The latest decrease in mining difficulty is the third fall in a row. The miners welcome the reduction in difficulty as it helps them increase profitability during this harsh crypto winter.
The reduction in mining difficulty also got me thinking what if there is a big drop in mining difficulty, would it expose the chain to a 51% attack?
Before we go to the possibility of a 51% attack, we first need to understand the mining process.
The mining process
Bitcoin mining is very different from traditional mining as it doesn’t involve any physical labour.
Miners will compete with each other to solve complex cryptographic hash puzzles to verify blocks of transactions. And in return, the first miner to complete the puzzle will earn the right to fill a new block with transaction data and be rewarded with Bitcoin.
Naturally, miners with more machines or higher end machine that is capable of producing more hashes will have a greater chance of winning the race.
What is a 51% attack?
A 51% attack, also known as a majority attack, occurs when an individual or group controls over 50% of the network’s mining power and uses it to alter the blockchain.
This attack is not limited to the proof-of-work consensus model only it is also possible to pull this attack off in the proof-of-stake network.

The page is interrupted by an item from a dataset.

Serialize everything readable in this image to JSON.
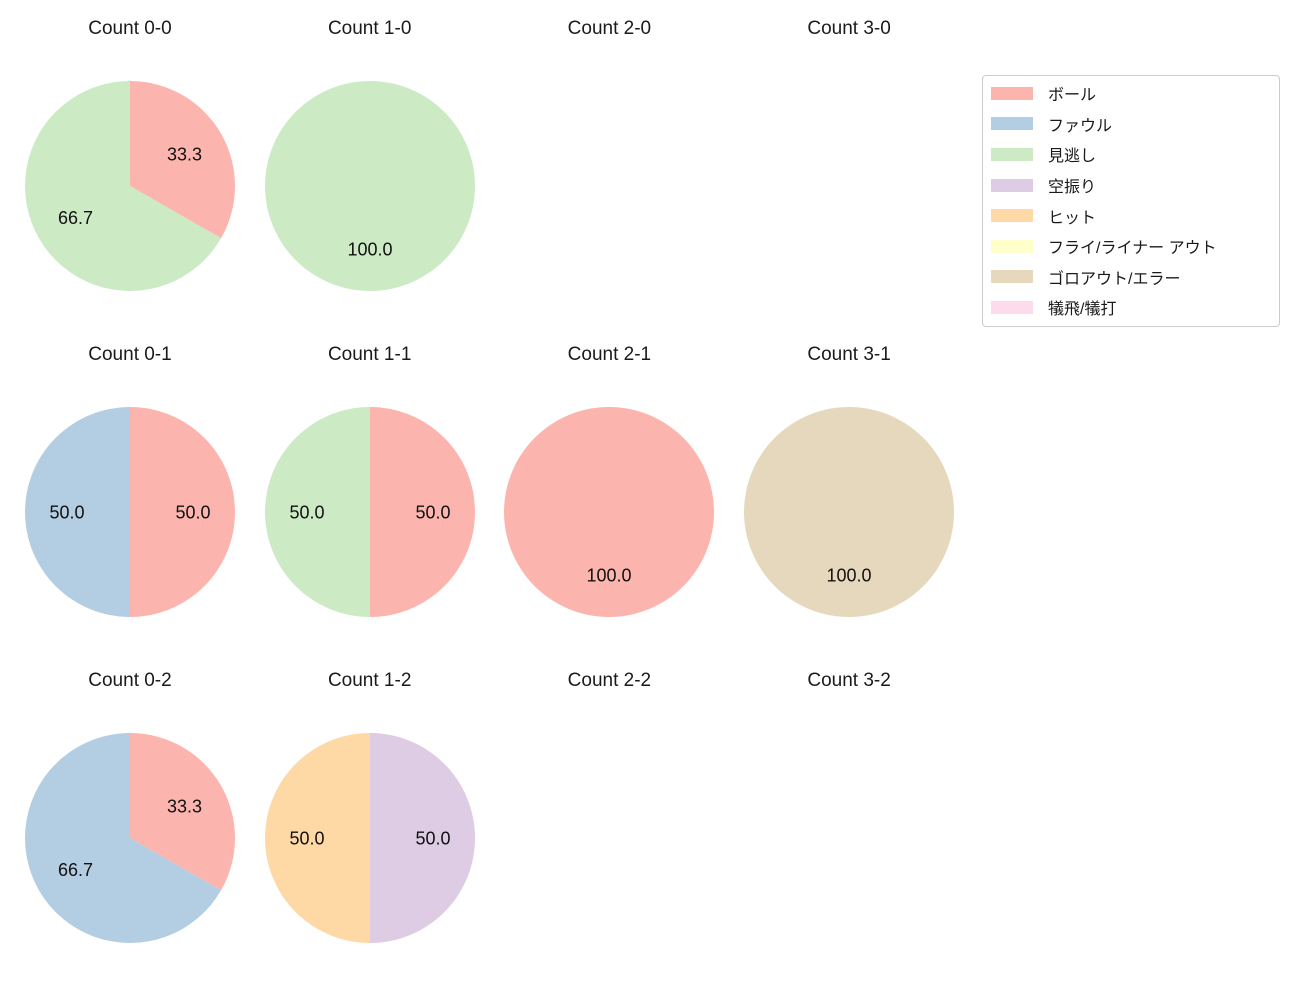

In a proof-of-stake network, the attackers will have to own 51% of the staked cryptocurrency to execute the attack.
The attackers that are in control of the network would then be able to prevent new transactions and allowing them to halt payment between some or all users. It also allow them to reverse transactions and double spend coins or tokens.
Past 51% attacks
The recent Ronin network hack was also caused by a type of 51% attack. The hackers manage to take control 5 of the 9 Ronin validators and use it to forge fake withdrawals.
The hackers manage to get away with over US$600 million, making it the single largest hack in crypto history.
The DAO hack
Back in 2016, The DAO (an early edition of decentralized autonomous organization) was created to act as an investor directed VC firm. The DAO managed to raise US$150 million worth of ETH but it was hacked and lost US$60 million worth of ETH.

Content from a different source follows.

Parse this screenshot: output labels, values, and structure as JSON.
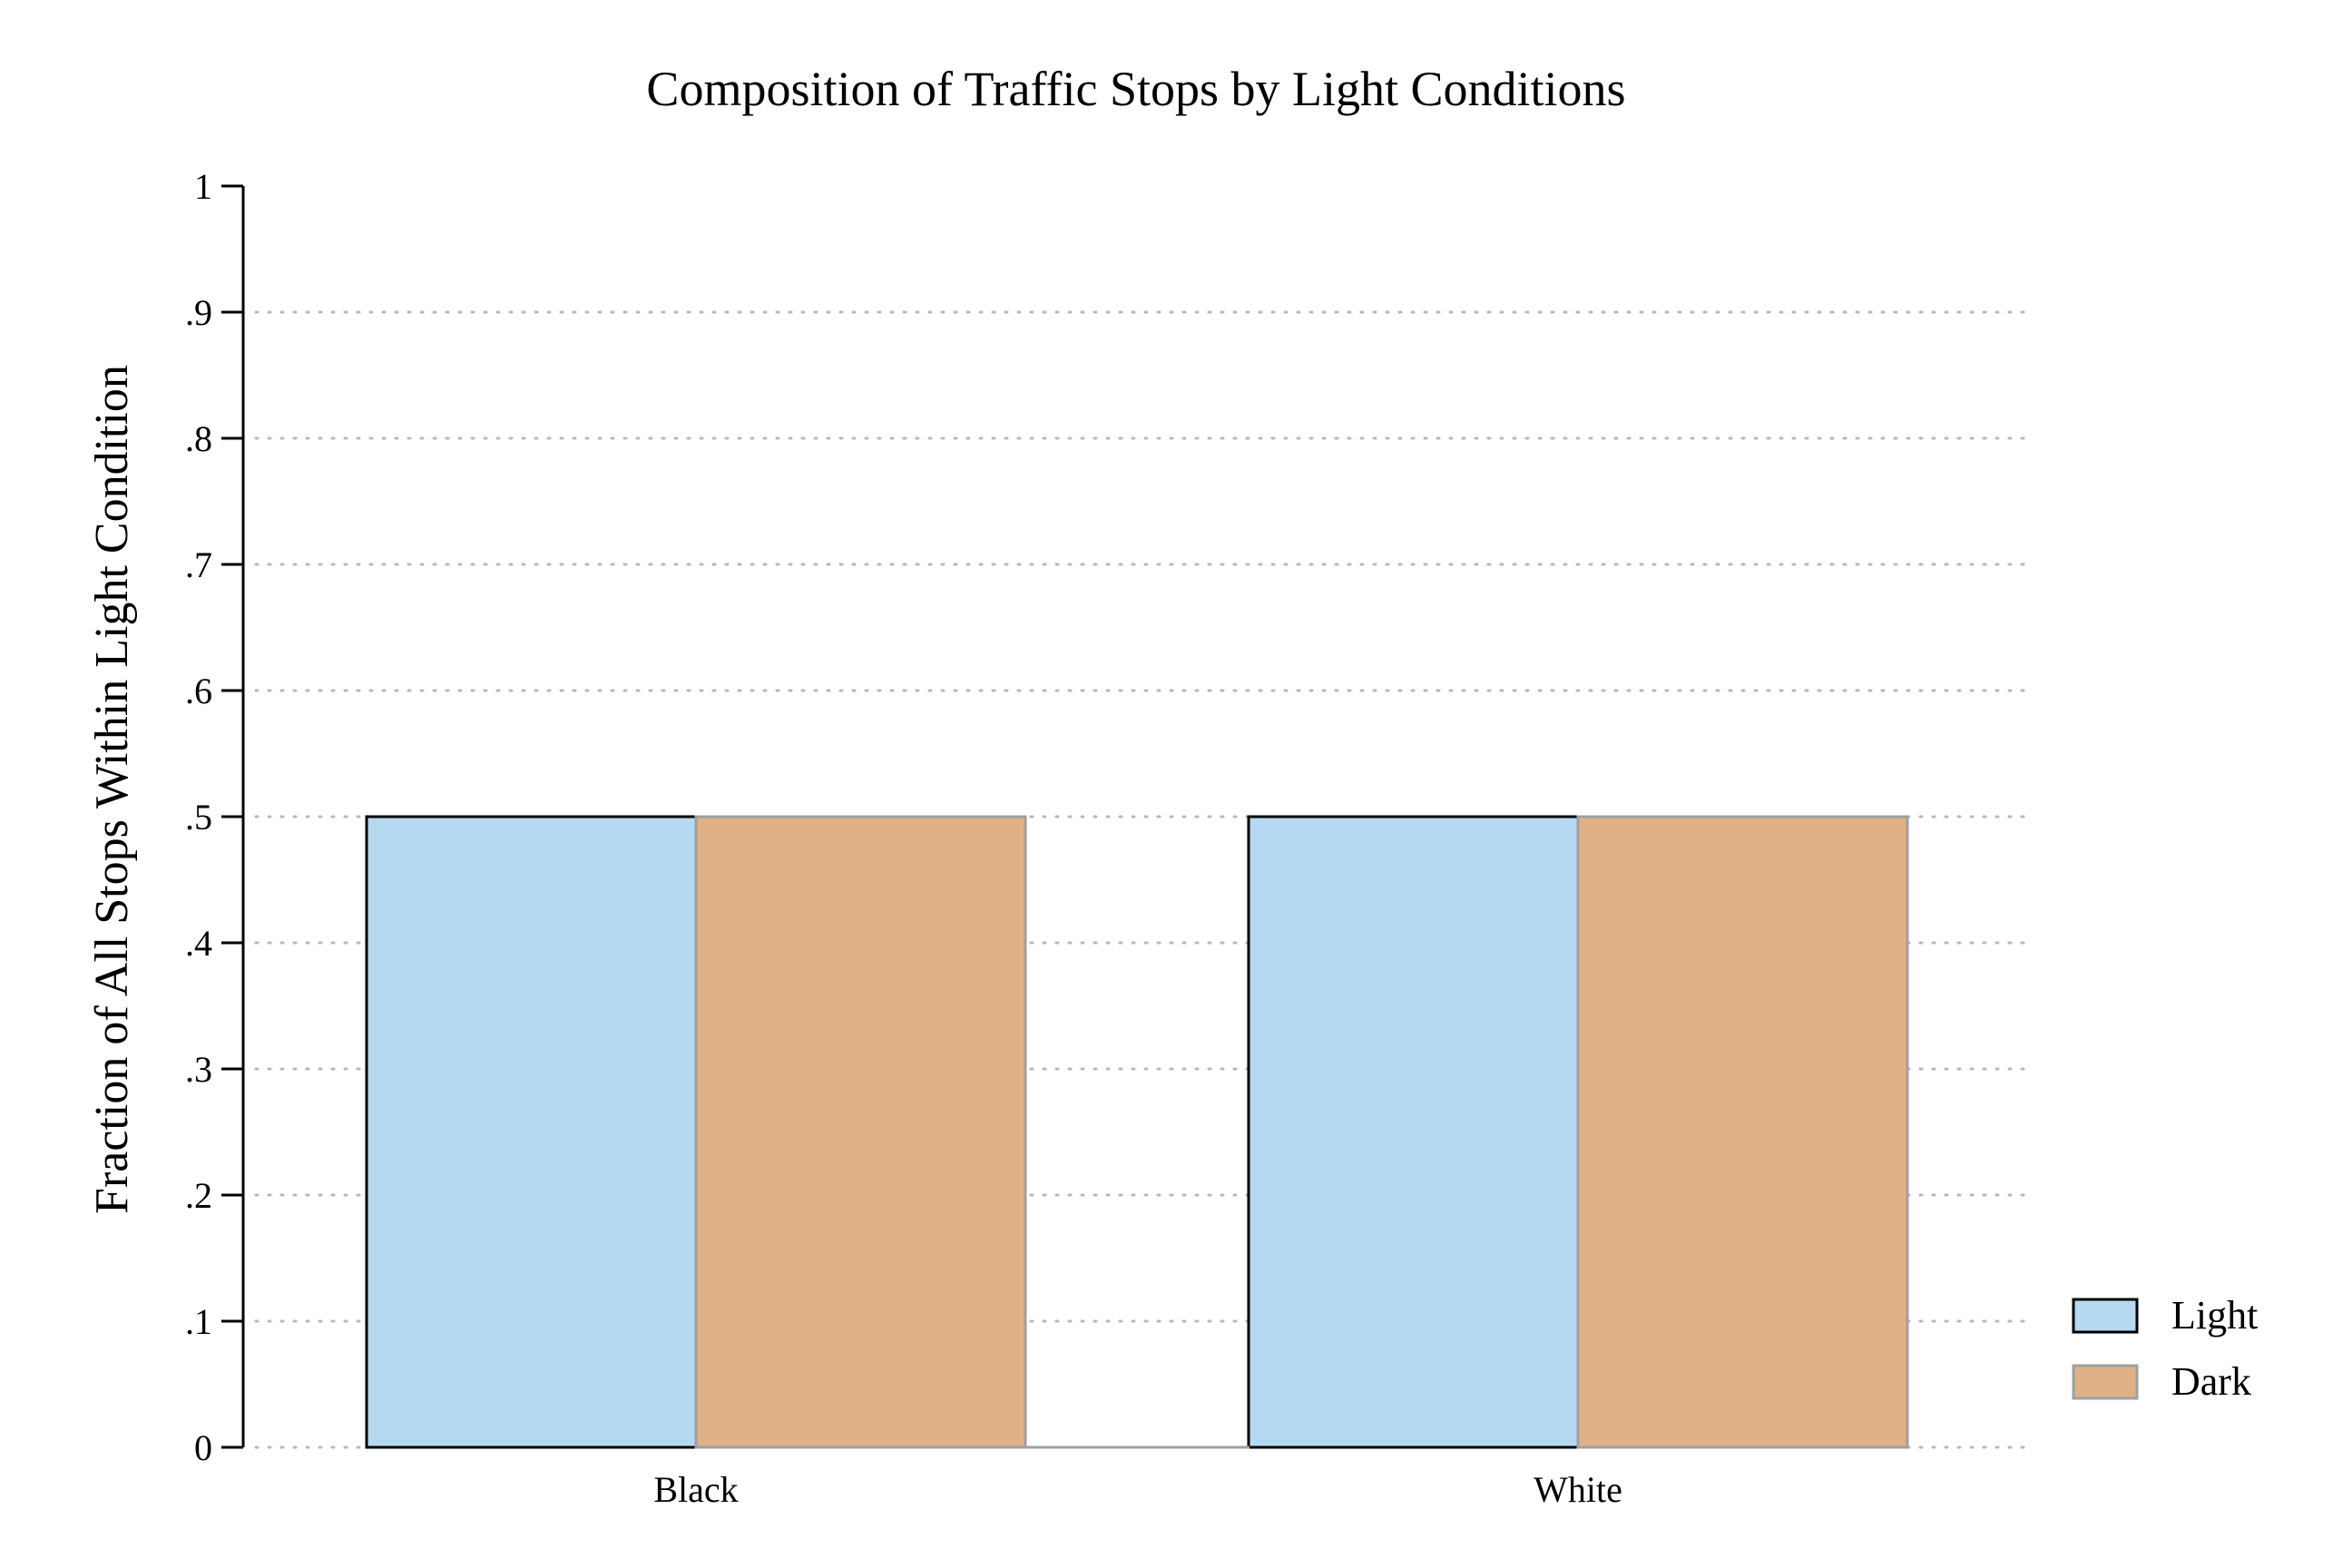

The Ethereum community came together and decide to hard fork the network. The hard fork altered the blockchain’s history and managed to return the stolen funds back to its investors.
While this is not a 51% attack per se, it shows that if the majority of the community agrees they are able to do a hard fork and reverse any transaction.
Will we see a 51% attack?
To be honest, it is very unlikely we will ever see a 51% attack on the major blockchains. Attacks of that magnitude are prohibitively expensive and very difficult to pull off. The cost of the attack is one of the most significant factor that is preventing the attack.
A research done by Investopedia showed that the cost of hardware for a 51% attack on Bitcoin would exceed US$8 billion. The estimate does not account for other essentials like electricity bills and cost of storage.
But 51% attack is still a real threat for smaller blockchains. It can cost as little as US$1 to pull of a 51% attack on cryptocurrency trading below US$10 billion market cap.
[Editor’s Note: This article does not represent financial advice. Please do your own research before investing.]